I sat down to write this review and realized I didn’t even know how to begin.
I pulled out my notebook, normally filled to the brim with detailed notes about each song. But this time, my notes were sparse, the specifics absent.
That’s the effect this show had on me.
The Quiet Hollers and Mo Lowda and the Humble — two little-known and criminally underrated indie bands — served as dual headliners. Both played for about an hour, and unlike some other groups I’ve seen at The Ark, they didn’t do a lot of talking in between songs in their set. Instead, they let the music speak for itself.
“This is a song you can dance to,” the lead singer of The Quiet Hollers said while introducing his song Medicine. “It’s about panic disorder.”
That sentence was a good summation of their set. The band’s lyrics referenced social issues — toxic masculinity, the prison-industrial complex — and mental illness. But their sound was loud and full. Their instruments were typical of those used in a rock band, except for one thing: they had a violinist.
The violin added depth to many of their numbers, and its parts were often the highlight of their numbers for me. The unique acoustics of The Ark only added to the experience.

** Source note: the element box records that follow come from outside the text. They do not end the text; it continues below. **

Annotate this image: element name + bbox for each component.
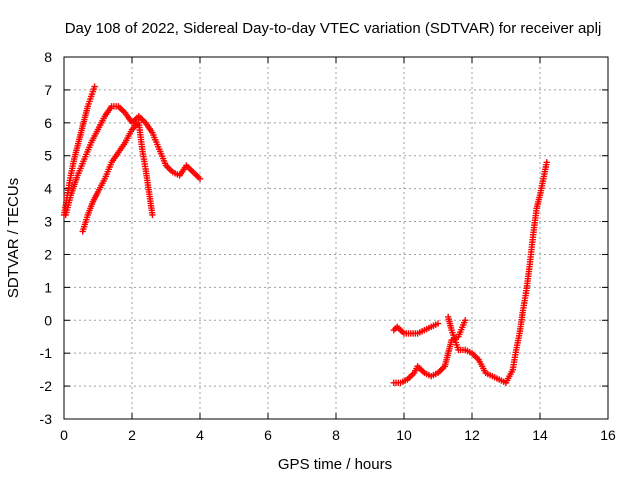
y-tick-label: 8 [44,49,52,65]
y-tick-label: 4 [44,181,52,197]
x-tick-label: 12 [464,427,480,443]
data-point [196,175,204,182]
y-tick-label: -2 [40,378,53,394]
x-tick-label: 0 [60,427,68,443]
x-tick-labels: 0 2 4 6 8 10 12 14 16 [60,427,616,443]
x-tick-label: 14 [532,427,548,443]
x-tick-label: 6 [264,427,272,443]
y-tick-label: 3 [44,214,52,230]
data-point [149,211,156,219]
y-tick-label: 1 [44,279,52,295]
y-tick-label: 0 [44,312,52,328]
data-point [543,159,550,166]
y-tick-label: -1 [40,345,53,361]
y-tick-label: 7 [44,82,52,98]
tick-marks [63,56,609,420]
y-tick-label: 2 [44,246,52,262]
data-points [60,83,550,386]
chart-title: Day 108 of 2022, Sidereal Day-to-day VTE… [65,20,602,37]
grid [64,57,608,419]
y-tick-labels: -3 -2 -1 0 1 2 3 4 5 6 7 8 [40,49,53,427]
data-point [91,83,98,90]
y-tick-label: -3 [40,411,53,427]
x-tick-label: 10 [396,427,412,443]
y-tick-label: 6 [44,115,52,131]
x-tick-label: 2 [128,427,136,443]
data-point [462,317,469,324]
data-point [434,320,442,327]
x-tick-label: 4 [196,427,204,443]
y-axis-label: SDTVAR / TECUs [5,178,22,298]
x-tick-label: 8 [332,427,340,443]
x-tick-label: 16 [600,427,616,443]
x-axis-label: GPS time / hours [278,456,392,473]
y-tick-label: 5 [44,148,52,164]
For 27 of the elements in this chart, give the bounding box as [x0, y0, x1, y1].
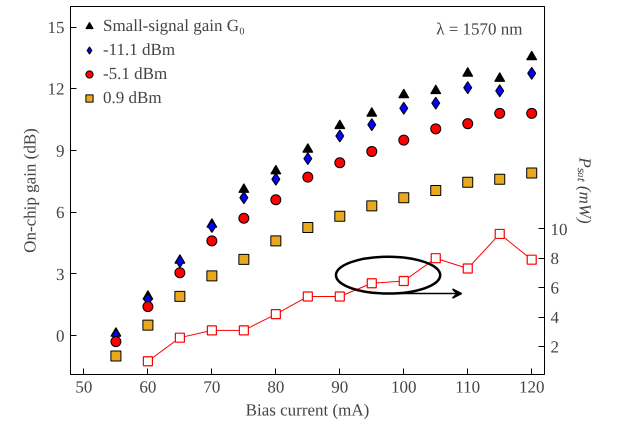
y-tick-label: 12: [48, 80, 64, 99]
x-tick-label: 90: [331, 378, 348, 396]
legend-label: Small-signal gain G₀: [103, 16, 245, 36]
y2-tick-label: 2: [550, 338, 559, 357]
x-tick-label: 120: [518, 378, 544, 396]
x-tick-label: 100: [391, 378, 417, 396]
x-tick-label: 60: [139, 378, 156, 396]
annotation: λ = 1570 nm: [436, 20, 523, 38]
x-tick-label: 70: [203, 378, 220, 396]
y-tick-label: 15: [48, 18, 64, 38]
y2-tick-label: 8: [550, 249, 559, 268]
y2-tick-label: 6: [550, 278, 559, 298]
y-tick-label: 6: [56, 203, 64, 222]
y2-axis-title: Pₛₐₜ (mW): [576, 156, 594, 224]
x-axis-title: Bias current (mA): [246, 400, 370, 420]
x-tick-label: 50: [75, 378, 92, 396]
y2-tick-label: 4: [550, 308, 560, 328]
y2-tick-label: 10: [550, 220, 568, 239]
x-tick-label: 110: [455, 378, 480, 396]
y-tick-label: 9: [56, 141, 64, 160]
y-tick-label: 0: [56, 326, 64, 346]
y-tick-label: 3: [56, 264, 64, 284]
x-tick-label: 80: [267, 378, 284, 396]
y-axis-title: On-chip gain (dB): [20, 128, 40, 253]
legend-label: -5.1 dBm: [103, 64, 168, 84]
legend-label: -11.1 dBm: [103, 40, 176, 60]
legend-label: 0.9 dBm: [103, 88, 162, 108]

Watching Mo Lowda and the Humble was like watching a jam session. I’m not sure I’ve ever seen a band get more physically into their music. So it’s no surprise that their instrumental breaks were the highlight of their set. They also varied the vibe of their songs — playing something louder and harder one minute, and a more mellow, acoustic piece the next. The variation added depth to their show. Not all bands can make both loud and soft stuff work; Mo Lowda and the Humble could.
Normally, this is the place where I’d describe my favorite songs from both sets or where I’d do in-depth analysis on their structure or lyricism. But that’s the thing. I enjoyed the show so much that the idea that I had to write down the details slipped my mind. By the time I realized, it was too late. I can’t tell you why I enjoyed each part of the set, only that I did. That I enjoyed it so much, I neglected my duties as a reviewer.
The thing about music is that it’s easy to get lost in it. Sometimes I sit down fully intending to do homework, but I make the mistake of putting on a good song first. I get wrapped up in the harmonies and carried away by the melodies. And when it’s live, that effect is only magnified. I was sitting there for two and a half hours, my sole job to watch this concert and review it. Take some notes. Remember which songs I liked. But I forgot what music does, and I got lost.
And that’s the best compliment I could give.